Women and the Arts: Two Pioneers
Before the Civil War, there were few documented instances of women earning a living as professional artists in the Ohio Valley. This was in part because artists frequently traveled between plantations and cities, taking their business directly to clients. It was considered unsafe for women to travel by themselves, and social mores of the time dictated that women stay mostly in the confines of the home. Domestic duties also made it difficult for wives and mothers to invest time in professional art careers.

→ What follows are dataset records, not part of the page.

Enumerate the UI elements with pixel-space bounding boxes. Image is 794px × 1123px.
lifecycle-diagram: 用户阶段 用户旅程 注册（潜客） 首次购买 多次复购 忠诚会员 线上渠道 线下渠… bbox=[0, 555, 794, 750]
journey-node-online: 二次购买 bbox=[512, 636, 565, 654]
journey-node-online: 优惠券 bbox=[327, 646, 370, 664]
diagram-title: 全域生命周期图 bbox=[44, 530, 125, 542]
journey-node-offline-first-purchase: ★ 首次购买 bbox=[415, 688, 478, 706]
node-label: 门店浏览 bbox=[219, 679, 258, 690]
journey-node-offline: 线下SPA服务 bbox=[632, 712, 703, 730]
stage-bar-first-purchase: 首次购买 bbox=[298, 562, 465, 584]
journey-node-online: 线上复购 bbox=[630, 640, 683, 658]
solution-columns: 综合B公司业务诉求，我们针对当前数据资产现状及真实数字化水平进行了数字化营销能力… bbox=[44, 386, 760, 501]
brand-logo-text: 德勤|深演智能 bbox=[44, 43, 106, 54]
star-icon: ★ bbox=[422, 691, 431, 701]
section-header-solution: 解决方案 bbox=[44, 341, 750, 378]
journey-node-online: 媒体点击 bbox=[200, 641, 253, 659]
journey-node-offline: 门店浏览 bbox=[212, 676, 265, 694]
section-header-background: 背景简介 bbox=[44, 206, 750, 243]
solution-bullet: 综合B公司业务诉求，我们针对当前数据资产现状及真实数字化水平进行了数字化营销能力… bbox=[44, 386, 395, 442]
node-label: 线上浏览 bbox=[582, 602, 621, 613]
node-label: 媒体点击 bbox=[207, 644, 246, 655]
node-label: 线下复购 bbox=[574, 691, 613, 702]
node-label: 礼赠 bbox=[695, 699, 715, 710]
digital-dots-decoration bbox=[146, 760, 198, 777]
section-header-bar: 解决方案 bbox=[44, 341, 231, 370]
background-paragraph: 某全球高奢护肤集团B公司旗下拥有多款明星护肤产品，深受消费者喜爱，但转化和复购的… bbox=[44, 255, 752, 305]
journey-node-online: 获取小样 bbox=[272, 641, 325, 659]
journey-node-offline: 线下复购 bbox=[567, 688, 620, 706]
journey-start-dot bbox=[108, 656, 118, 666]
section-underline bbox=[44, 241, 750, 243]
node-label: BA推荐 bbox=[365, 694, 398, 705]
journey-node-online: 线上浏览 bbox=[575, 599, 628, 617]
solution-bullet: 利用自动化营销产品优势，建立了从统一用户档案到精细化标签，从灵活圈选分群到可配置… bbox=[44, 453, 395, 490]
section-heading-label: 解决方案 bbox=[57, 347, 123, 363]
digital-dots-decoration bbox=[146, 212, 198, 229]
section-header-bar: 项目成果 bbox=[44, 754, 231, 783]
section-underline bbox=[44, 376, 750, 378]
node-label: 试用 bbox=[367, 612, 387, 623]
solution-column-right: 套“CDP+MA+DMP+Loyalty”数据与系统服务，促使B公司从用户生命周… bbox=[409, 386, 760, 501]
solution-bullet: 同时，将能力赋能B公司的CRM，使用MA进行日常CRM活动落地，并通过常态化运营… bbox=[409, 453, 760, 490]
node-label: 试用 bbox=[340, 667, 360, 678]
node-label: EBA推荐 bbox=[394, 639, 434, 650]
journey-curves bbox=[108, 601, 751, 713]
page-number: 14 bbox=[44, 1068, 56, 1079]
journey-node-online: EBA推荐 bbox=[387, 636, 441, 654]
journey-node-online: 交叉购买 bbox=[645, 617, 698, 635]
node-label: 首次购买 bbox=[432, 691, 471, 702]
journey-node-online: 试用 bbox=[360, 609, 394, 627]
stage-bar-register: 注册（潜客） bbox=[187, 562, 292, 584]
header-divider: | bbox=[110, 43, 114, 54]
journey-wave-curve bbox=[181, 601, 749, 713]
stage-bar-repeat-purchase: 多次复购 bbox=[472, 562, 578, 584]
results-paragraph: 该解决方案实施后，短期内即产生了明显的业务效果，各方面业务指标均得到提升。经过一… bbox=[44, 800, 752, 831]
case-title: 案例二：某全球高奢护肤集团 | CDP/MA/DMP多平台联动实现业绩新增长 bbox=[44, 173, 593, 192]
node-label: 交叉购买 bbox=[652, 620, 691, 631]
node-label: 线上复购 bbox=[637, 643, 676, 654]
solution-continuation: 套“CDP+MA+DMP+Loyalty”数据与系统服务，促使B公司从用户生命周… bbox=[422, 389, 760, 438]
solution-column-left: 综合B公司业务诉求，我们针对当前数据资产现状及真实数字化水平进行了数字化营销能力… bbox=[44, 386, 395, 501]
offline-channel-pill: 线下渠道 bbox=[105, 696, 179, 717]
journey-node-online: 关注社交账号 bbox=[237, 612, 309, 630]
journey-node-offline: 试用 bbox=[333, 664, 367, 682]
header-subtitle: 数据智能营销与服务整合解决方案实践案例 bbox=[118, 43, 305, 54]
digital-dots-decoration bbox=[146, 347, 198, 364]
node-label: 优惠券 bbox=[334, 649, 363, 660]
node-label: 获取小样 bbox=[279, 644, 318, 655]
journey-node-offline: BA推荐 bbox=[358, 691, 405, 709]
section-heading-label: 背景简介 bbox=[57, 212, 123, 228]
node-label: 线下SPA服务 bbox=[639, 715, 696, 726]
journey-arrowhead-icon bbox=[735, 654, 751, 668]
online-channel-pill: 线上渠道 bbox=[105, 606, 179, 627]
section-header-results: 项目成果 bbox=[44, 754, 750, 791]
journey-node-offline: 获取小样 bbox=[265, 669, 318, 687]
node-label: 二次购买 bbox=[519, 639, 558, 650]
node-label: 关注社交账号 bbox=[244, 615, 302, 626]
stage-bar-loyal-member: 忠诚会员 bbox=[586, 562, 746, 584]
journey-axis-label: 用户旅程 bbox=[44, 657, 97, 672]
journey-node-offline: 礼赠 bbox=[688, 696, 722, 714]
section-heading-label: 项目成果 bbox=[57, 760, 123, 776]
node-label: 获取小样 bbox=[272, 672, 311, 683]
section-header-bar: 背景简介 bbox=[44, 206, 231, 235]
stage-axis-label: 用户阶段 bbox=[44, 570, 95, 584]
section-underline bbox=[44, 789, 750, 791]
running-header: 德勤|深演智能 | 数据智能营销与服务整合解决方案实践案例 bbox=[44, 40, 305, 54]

Magdalen Harvey McDowell (1829-1918)
Reared in Lexington, Magdalen Harvey McDowell (1829-1918) always had an interest in painting and architecture, but she had little opportunity to make a career out of her passions. Very few women worked as architects during McDowell’s lifetime, and no woman was awarded an architecture degree until 1880. But McDowell persisted in teaching herself the skills to become an artist, inventor, and architect. She never married, instead managing the land she inherited from her mother and asserting her financial independence despite family expectations.
McDowell was 40 years old when she applied to the newly opened New York School of Design in 1868. She never attended the school, but she did study under Emanuel Leutze in New York for a time. At the age of 70, she designed several houses for Aylesford housing development in Lexington. One of her last projects was the Children’s Building of the Bluegrass Sanatorium.
Patty Prather Thum (1853-1926)
By the time Patty Thum was born in Louisville in 1853, twenty-five years after McDowell, new educational opportunities had opened allowing the next generation of women to pursue fulltime careers in the arts. At the age of 16, Thum left home to study art under Henry Van Ingen at Vassar College in New York. She graduated in 1874 and opened her own studio in Louisville in 1875. Thum established a name for herself by entering paintings in national exhibitions, selling work to commercial printers for mass production, writing about art for the Louisville Herald, teaching, and selling work out of her studio.
In just one generation, women went from being barred from educational and professional opportunities in the arts to travelling, studying, and profiting as professional artists. Each generation of industrious women paved the way for the next, helping to shift public attitudes and open new doors for their fellow artists.
Born in Louisville in 1853, Patty was the eldest child of Louisa Miller and Mandeville Thum, a doctor with a practice on Jefferson Street. Patty attended the Louisville Girl’s School (the city’s first public school). Patty was 9 years old when her father died in 1862, serving as a surgeon for the Confederate 7th Arkansas Infantry. Louisa never remarried and ensured her sons and daughters all attended college.
Patty Thum was known for her paintings of flowers, especially roses but she was also a talented landscape and portrait artist. She is one of the city’s earliest professional woman artists. She also was an author, inventor and a major advocate for the arts in the City of Louisville.